Memory Walk set for October 15 at park
By Phyllis Moore
Published in News on August 10, 2005 1:56 PM
It used to be that when Anne Paugh would attend health fairs, people would walk briskly past her Alzheimer's awareness booth. Now, she says, many ask for information.
Increased awareness of the disease in recent years has led to a heightened curiosity about it and its effects.
"Alzheimer's is the disease you hope you never get," Mrs. Paugh said. "I think people are starting to become more comfortable to talk about it."
Mrs. Paugh has been active in the Eastern North Carolina Chapter of the Alzheimer's Association and served as chairman of its annual Memory Walk in Goldsboro. Last year, the fund-raising event was expanded to become the Neuse Regional Walk, with people from Lenoir, Greene, Duplin and Johnston counties also participating.
The fourth annual Memory Walk will be Oct. 15 at Herman Park. The event will include entertainment, food and beverages and clowns and face-painting. Two routes will be available for walkers, one a mile long and the other three miles long.
Mrs. Paugh said organizers are already enlisting teams to participate.
"Teams can be from churches, businesses, families, nursing homes, assisted living facilities, health care organizations, senior organizations, and students," she said. "We have had neighbors, groups that walk in neighborhoods."
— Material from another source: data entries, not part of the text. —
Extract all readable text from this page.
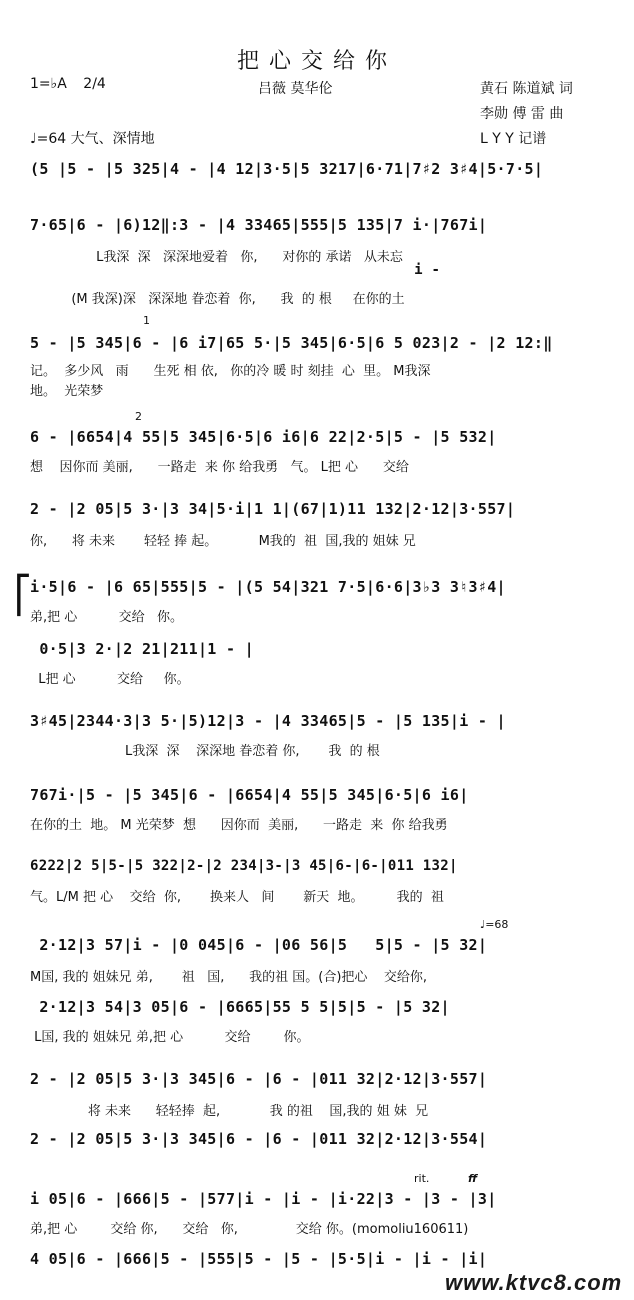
把心交给你
1=♭A 2/4	吕薇 莫华伦	黄石 陈道斌 词
李勋 傅 雷 曲
♩=64 大气、深情地	L Y Y 记谱
(5 |5 - |5 325|4 - |4 12|3·5|5 3217|6·71|7♯2 3♯4|5·7·5|
7·65|6 - |6)12‖:3 - |4 33465|555|5 135|7 i·|767i|
L我深  深   深深地爱着   你,      对你的 承诺   从未忘
i -
(M 我深)深   深深地 眷恋着  你,      我  的 根     在你的土
1
5 - |5 345|6 - |6 i7|65 5·|5 345|6·5|6 5 023|2 - |2 12:‖
记。  多少风   雨      生死 相 依,   你的冷 暖 时 刻挂  心  里。 M我深
地。  光荣梦
2
6 - |6654|4 55|5 345|6·5|6 i6|6 22|2·5|5 - |5 532|
想    因你而 美丽,      一路走  来 你 给我勇   气。 L把 心      交给
2 - |2 05|5 3·|3 34|5·i|1 1|(67|1)11 132|2·12|3·557|
你,      将 未来       轻轻 捧 起。          M我的  祖  国,我的 姐妹 兄
⎡
i·5|6 - |6 65|555|5 - |(5 54|321 7·5|6·6|3♭3 3♮3♯4|
弟,把 心          交给   你。
0·5|3 2·|2 21|211|1 - |
L把 心          交给     你。
3♯45|2344·3|3 5·|5)12|3 - |4 33465|5 - |5 135|i - |
L我深  深    深深地 眷恋着 你,       我  的 根
767i·|5 - |5 345|6 - |6654|4 55|5 345|6·5|6 i6|
在你的土  地。 M 光荣梦  想      因你而  美丽,      一路走  来  你 给我勇
6222|2 5|5-|5 322|2-|2 234|3-|3 45|6-|6-|011 132|
气。L/M 把 心    交给  你,       换来人   间       新天  地。        我的  祖
♩=68
2·12|3 57|i - |0 045|6 - |06 56|5   5|5 - |5 32|
M国, 我的 姐妹兄 弟,       祖   国,      我的祖 国。(合)把心    交给你,
2·12|3 54|3 05|6 - |6665|55 5 5|5|5 - |5 32|
L国, 我的 姐妹兄 弟,把 心          交给        你。
2 - |2 05|5 3·|3 345|6 - |6 - |011 32|2·12|3·557|
将 未来      轻轻捧  起,            我 的祖    国,我的 姐 妹  兄
2 - |2 05|5 3·|3 345|6 - |6 - |011 32|2·12|3·554|
rit.	ff
i 05|6 - |666|5 - |577|i - |i - |i·22|3 - |3 - |3|
弟,把 心        交给 你,      交给   你,              交给 你。(momoliu160611)
4 05|6 - |666|5 - |555|5 - |5 - |5·5|i - |i - |i|
www.ktvc8.com
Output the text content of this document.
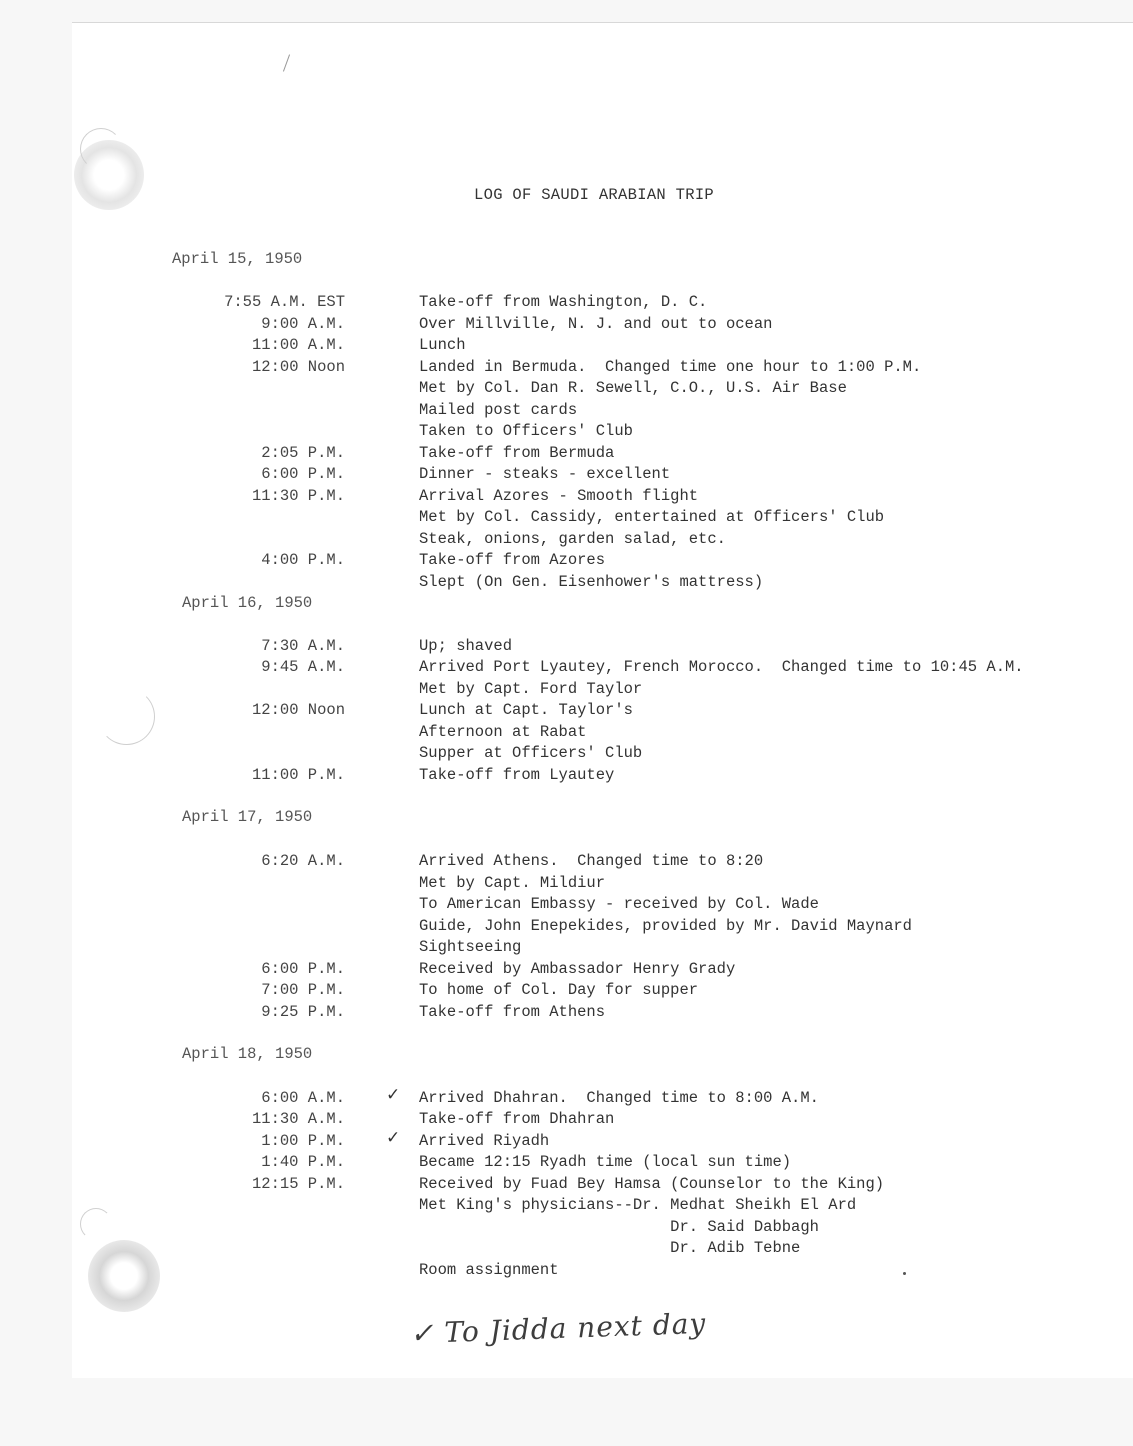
LOG OF SAUDI ARABIAN TRIP
April 15, 1950
7:55 A.M. EST	Take-off from Washington, D. C.
9:00 A.M.	Over Millville, N. J. and out to ocean
11:00 A.M.	Lunch
12:00 Noon	Landed in Bermuda.  Changed time one hour to 1:00 P.M.
Met by Col. Dan R. Sewell, C.O., U.S. Air Base
Mailed post cards
Taken to Officers' Club
2:05 P.M.	Take-off from Bermuda
6:00 P.M.	Dinner - steaks - excellent
11:30 P.M.	Arrival Azores - Smooth flight
Met by Col. Cassidy, entertained at Officers' Club
Steak, onions, garden salad, etc.
4:00 P.M.	Take-off from Azores
Slept (On Gen. Eisenhower's mattress)
April 16, 1950
7:30 A.M.	Up; shaved
9:45 A.M.	Arrived Port Lyautey, French Morocco.  Changed time to 10:45 A.M.
Met by Capt. Ford Taylor
12:00 Noon	Lunch at Capt. Taylor's
Afternoon at Rabat
Supper at Officers' Club
11:00 P.M.	Take-off from Lyautey
April 17, 1950
6:20 A.M.	Arrived Athens.  Changed time to 8:20
Met by Capt. Mildiur
To American Embassy - received by Col. Wade
Guide, John Enepekides, provided by Mr. David Maynard
Sightseeing
6:00 P.M.	Received by Ambassador Henry Grady
7:00 P.M.	To home of Col. Day for supper
9:25 P.M.	Take-off from Athens
April 18, 1950
6:00 A.M. ✓ Arrived Dhahran.  Changed time to 8:00 A.M.
11:30 A.M.	Take-off from Dhahran
1:00 P.M. ✓ Arrived Riyadh
1:40 P.M.	Became 12:15 Ryadh time (local sun time)
12:15 P.M.	Received by Fuad Bey Hamsa (Counselor to the King)
Met King's physicians--Dr. Medhat Sheikh El Ard
Dr. Said Dabbagh
Dr. Adib Tebne
Room assignment
✓ To Jidda next day
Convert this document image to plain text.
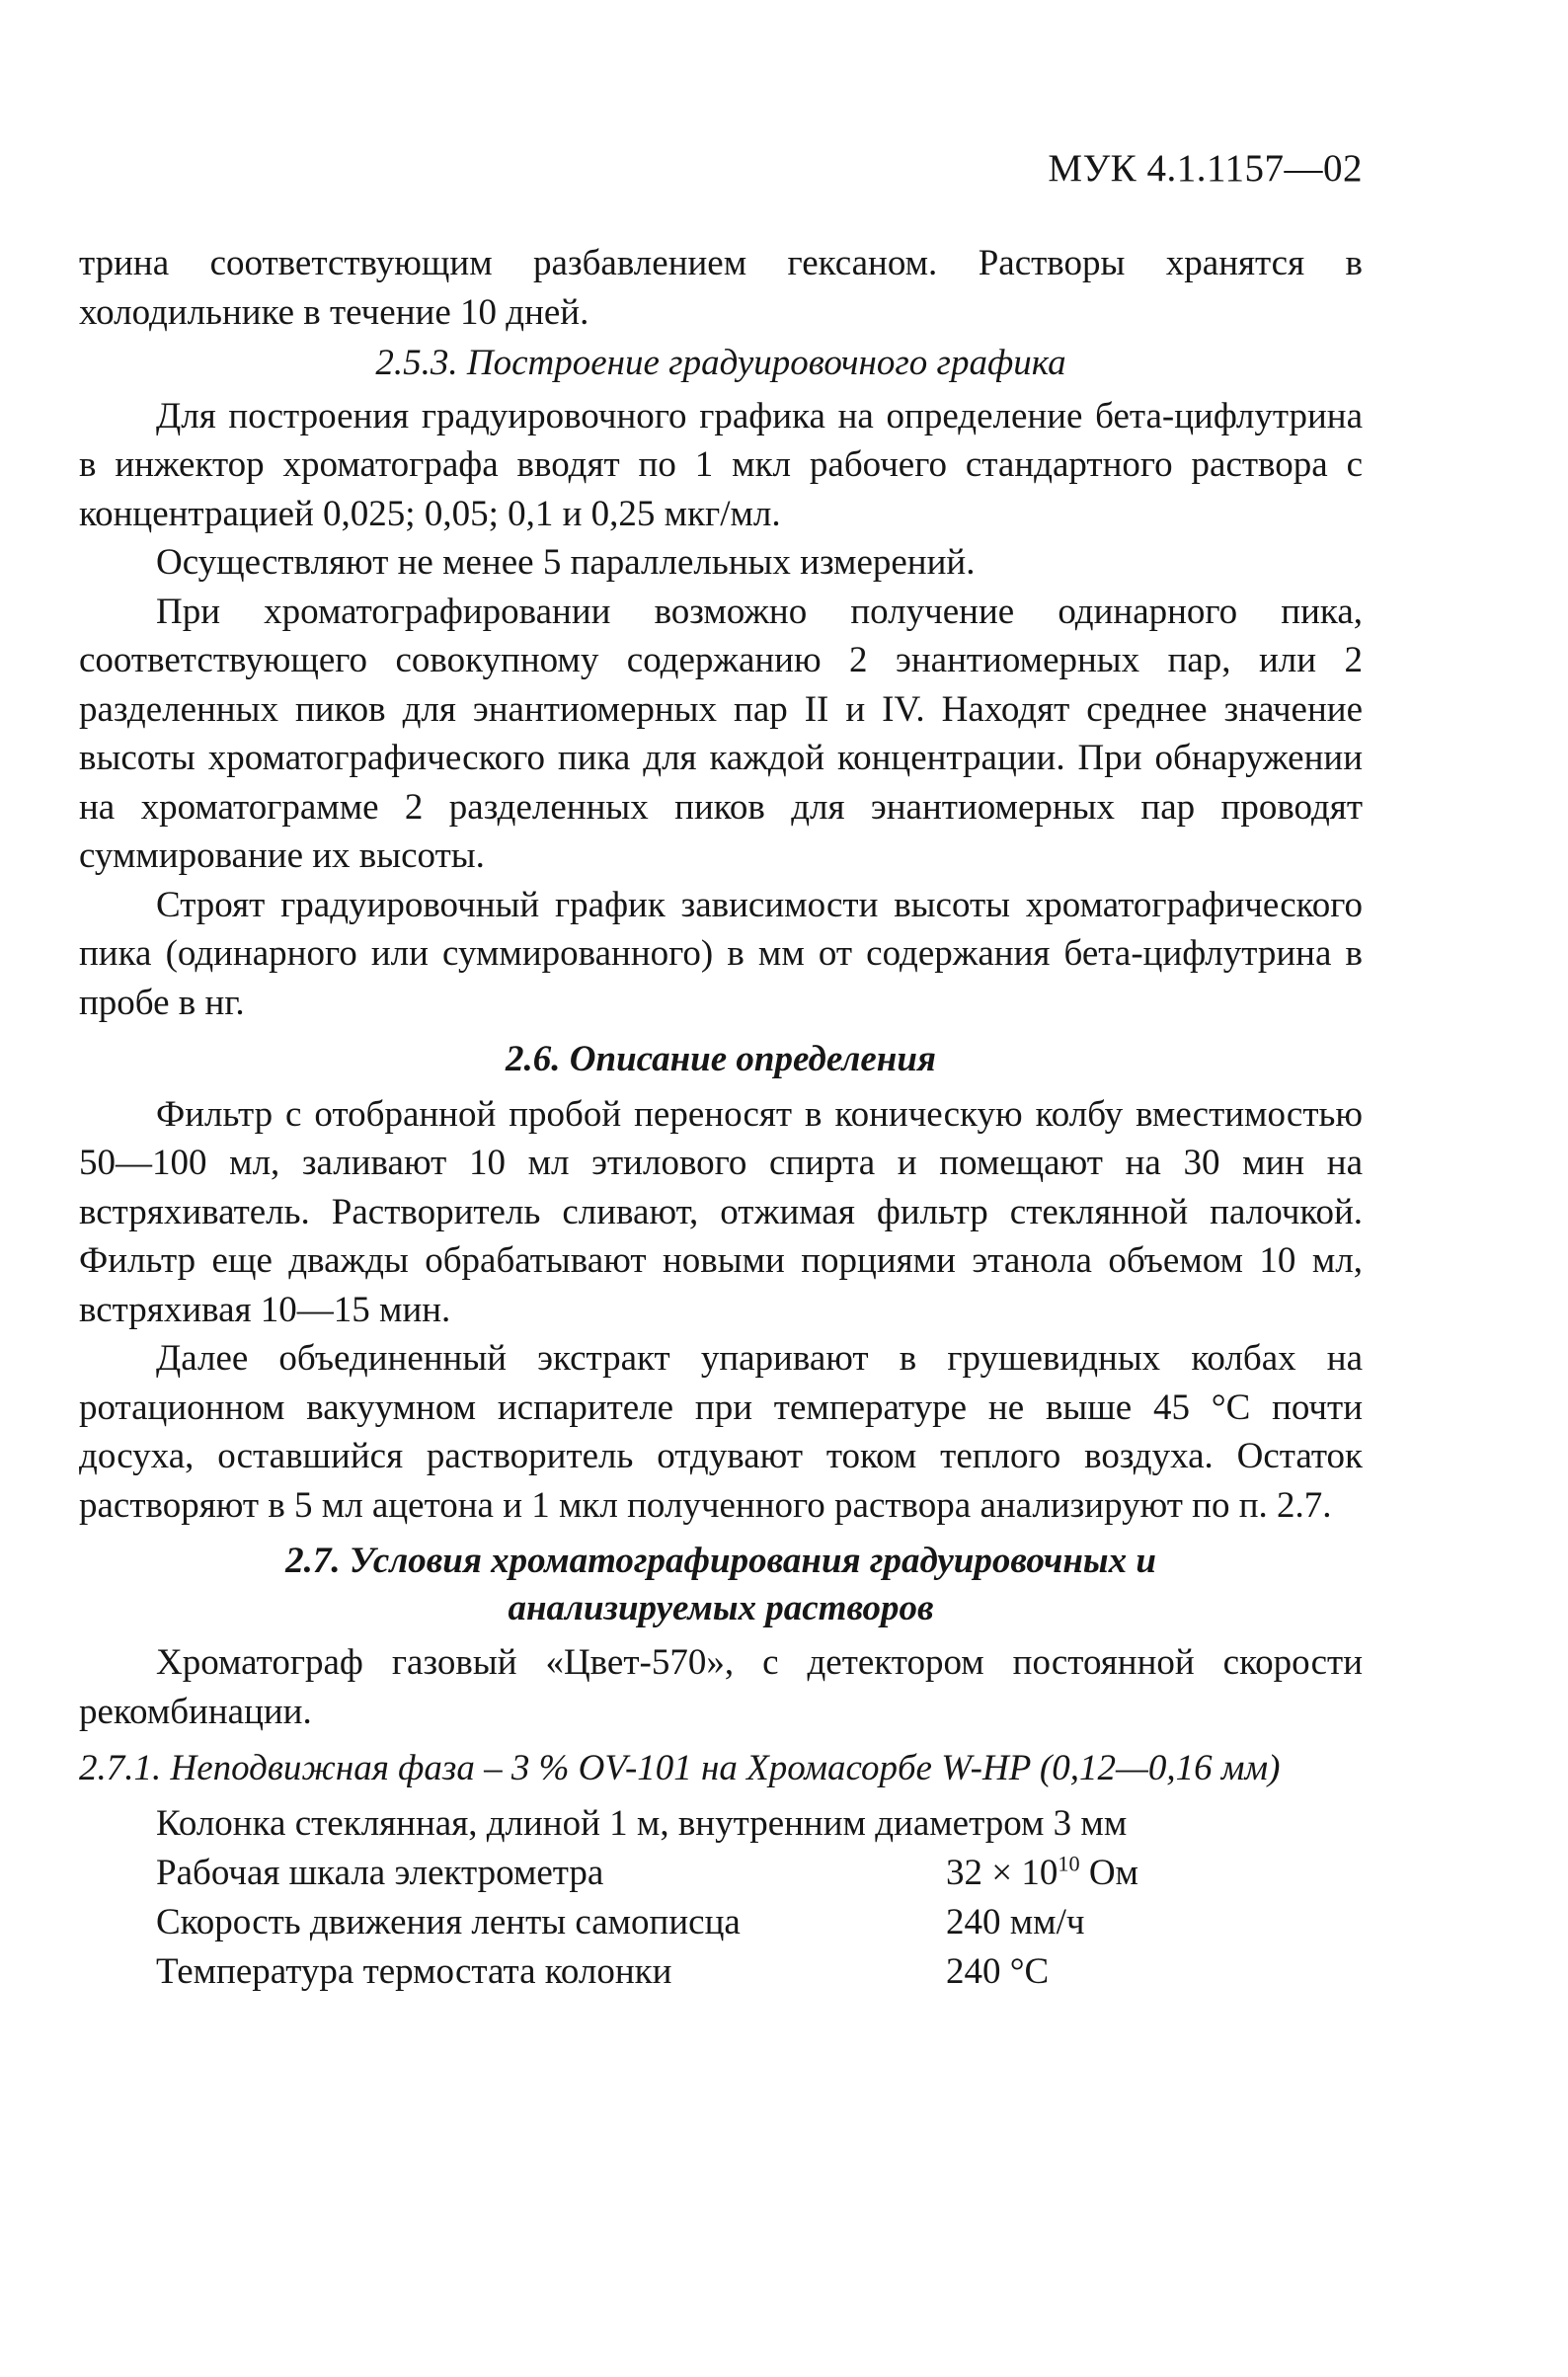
МУК 4.1.1157—02

трина соответствующим разбавлением гексаном. Растворы хранятся в холодильнике в течение 10 дней.

2.5.3. Построение градуировочного графика

Для построения градуировочного графика на определение бета-цифлутрина в инжектор хроматографа вводят по 1 мкл рабочего стандартного раствора с концентрацией 0,025; 0,05; 0,1 и 0,25 мкг/мл.

Осуществляют не менее 5 параллельных измерений.

При хроматографировании возможно получение одинарного пика, соответствующего совокупному содержанию 2 энантиомерных пар, или 2 разделенных пиков для энантиомерных пар II и IV. Находят среднее значение высоты хроматографического пика для каждой концентрации. При обнаружении на хроматограмме 2 разделенных пиков для энантиомерных пар проводят суммирование их высоты.

Строят градуировочный график зависимости высоты хроматографического пика (одинарного или суммированного) в мм от содержания бета-цифлутрина в пробе в нг.

2.6. Описание определения

Фильтр с отобранной пробой переносят в коническую колбу вместимостью 50—100 мл, заливают 10 мл этилового спирта и помещают на 30 мин на встряхиватель. Растворитель сливают, отжимая фильтр стеклянной палочкой. Фильтр еще дважды обрабатывают новыми порциями этанола объемом 10 мл, встряхивая 10—15 мин.

Далее объединенный экстракт упаривают в грушевидных колбах на ротационном вакуумном испарителе при температуре не выше 45 °С почти досуха, оставшийся растворитель отдувают током теплого воздуха. Остаток растворяют в 5 мл ацетона и 1 мкл полученного раствора анализируют по п. 2.7.

2.7. Условия хроматографирования градуировочных и
анализируемых растворов

Хроматограф газовый «Цвет-570», с детектором постоянной скорости рекомбинации.

2.7.1. Неподвижная фаза – 3 % OV-101 на Хромасорбе W-HP (0,12—0,16 мм)
Колонка стеклянная, длиной 1 м, внутренним диаметром 3 мм
Рабочая шкала электрометра	$32 \times 10^{10}$ Ом
Скорость движения ленты самописца	240 мм/ч
Температура термостата колонки	240 °С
The event is a way for anyone who has a friend or loved one suffering from Alzheimer's to take a step toward conquering the disease, Mrs. Paugh said. Last year, more than 400 walkers participated, raising more than $75,000. Most of the money brought in remains in the local community, although donors can designate that it go toward research.
Teams not only raise money for the cause but compete against one another for awards, she said.
The chapter provides educational programs, a lending library, and access to other resources, she said. Regional conferences have also been held in the spring, with physicians and guest speakers on hand and a variety of information provided free to families and healthcare workers who attend.
Education about the disease is important, Mrs. Paugh said. A Wayne County Alzheimer's support group meets monthly.
"Sometimes it's not just the prevention, it's answering, 'How do I deal with my neighbor who has dementia or help a person at my church?'" she said. "Friends don't know how to communicate with them."